Ellis is Golden Gloves tournament coordinator — whose duties include signing of contracts with fighters. The former heavyweight professional boxer, matchmaker, promoter and commissioner is not happy.

“You cannot make an application in December for a tournament that will take place in March, and in February you must go tell all the boxers who were featured there that they cannot fight because there is no sanctioning committee to grant permission,” said Ellis.

“This has got to stop now.

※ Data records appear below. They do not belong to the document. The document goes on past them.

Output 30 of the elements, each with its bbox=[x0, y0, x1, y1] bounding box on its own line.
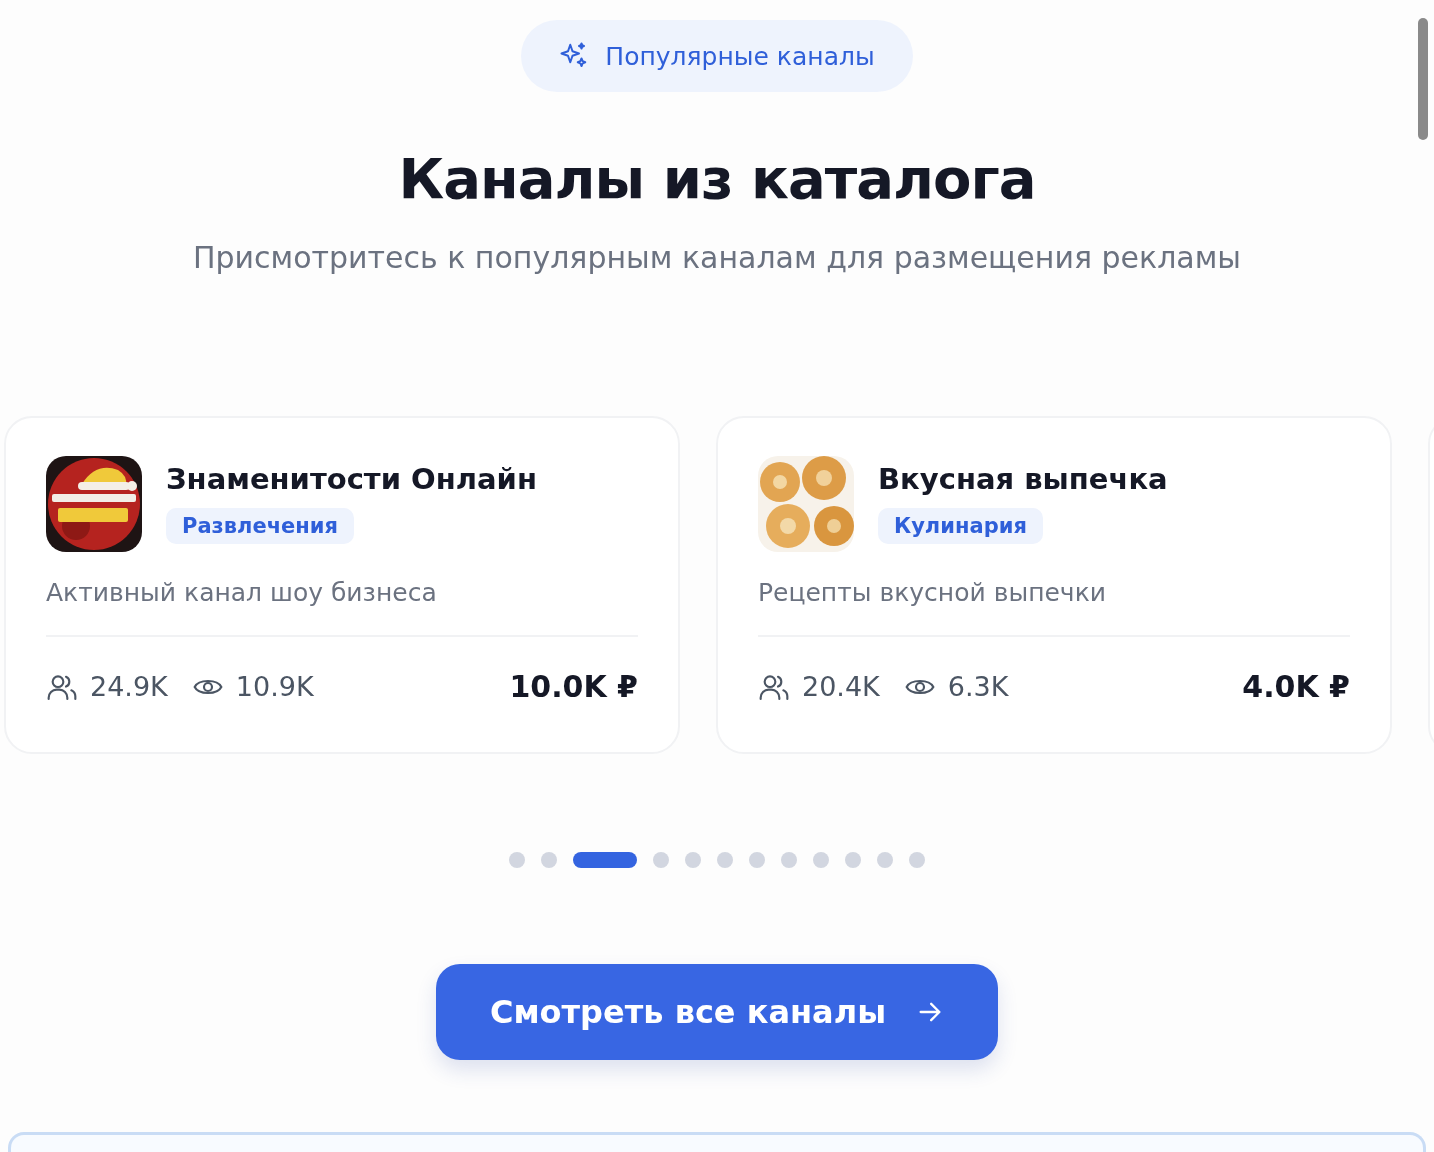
pagination-dot[interactable] bbox=[717, 852, 733, 868]
channel-price: 4.0K ₽ bbox=[1242, 669, 1350, 704]
pagination-dot[interactable] bbox=[845, 852, 861, 868]
pagination-dot[interactable] bbox=[541, 852, 557, 868]
pagination-dot[interactable] bbox=[877, 852, 893, 868]
scrollbar-thumb[interactable] bbox=[1418, 18, 1428, 140]
pagination-dot[interactable] bbox=[909, 852, 925, 868]
pagination-dot[interactable] bbox=[509, 852, 525, 868]
channel-price: 10.0K ₽ bbox=[509, 669, 638, 704]
section-title: Каналы из каталога bbox=[398, 145, 1036, 213]
pagination-dot[interactable] bbox=[685, 852, 701, 868]
channel-card[interactable]: Вкусная выпечка Кулинария Рецепты вкусной выпечки 20.4K 6.3K 4.0K ₽ bbox=[716, 416, 1392, 754]
pagination-dot[interactable] bbox=[813, 852, 829, 868]
pagination-dot[interactable] bbox=[781, 852, 797, 868]
pagination-dot[interactable] bbox=[653, 852, 669, 868]
channel-card[interactable]: Знаменитости Онлайн Развлечения Активный канал шоу бизнеса 24.9K 10.9K 10.0K ₽ bbox=[4, 416, 680, 754]
channel-description: Активный канал шоу бизнеса bbox=[46, 578, 438, 607]
channel-description: Рецепты вкусной выпечки bbox=[758, 578, 1107, 607]
view-count: 6.3K bbox=[947, 671, 1009, 702]
channel-name: Вкусная выпечка bbox=[878, 462, 1168, 496]
badge-label: Популярные каналы bbox=[605, 41, 875, 71]
section-subtitle: Присмотритесь к популярным каналам для размещения рекламы bbox=[192, 239, 1242, 277]
subscriber-count: 20.4K bbox=[802, 671, 880, 702]
category-tag: Развлечения bbox=[166, 508, 355, 544]
subscriber-count: 24.9K bbox=[90, 671, 168, 702]
category-tag: Кулинария bbox=[878, 508, 1043, 544]
pagination-dot[interactable] bbox=[749, 852, 765, 868]
view-count: 10.9K bbox=[235, 671, 314, 702]
channel-name: Знаменитости Онлайн bbox=[166, 462, 537, 496]
view-all-button[interactable]: Смотреть все каналы bbox=[436, 964, 998, 1060]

Come on, it's like fun and games.”

The only person who can make this happen is sports minister Zizi Kodwa, by appointing an interim boxing board that will keep the administrative side continuing while the court case against the National Professional Boxing Promoters Association is ongoing.

It has happened before when former sports minister Ngconde Balfour appointed an interim board after he abolished provincial boxing commissions in 2000. At the time he was waiting for ex-president Thabo Mbeki to sign the new SA Boxing Act No 11 of 2001 into law.

Should Kodwa appoint an interim board it must be given powers to keep the existing  sanctioning committee members in place until the court case is resolved, or to appoint an interim sanctioning committee.

Berman is quoted on the Golden Gloves website as saying: “This state of flux makes it impossible to go ahead as planned. The immediate consequence is that promoters cannot function, boxers cannot fight and fans cannot attend events because the legal framework that governs the sport is unresolved. 

“As long as it remains this way, the sport will be frozen; potentially the biggest crisis in local boxing since BSA was established 23 years ago. I’m left with no alternative but to postpone.”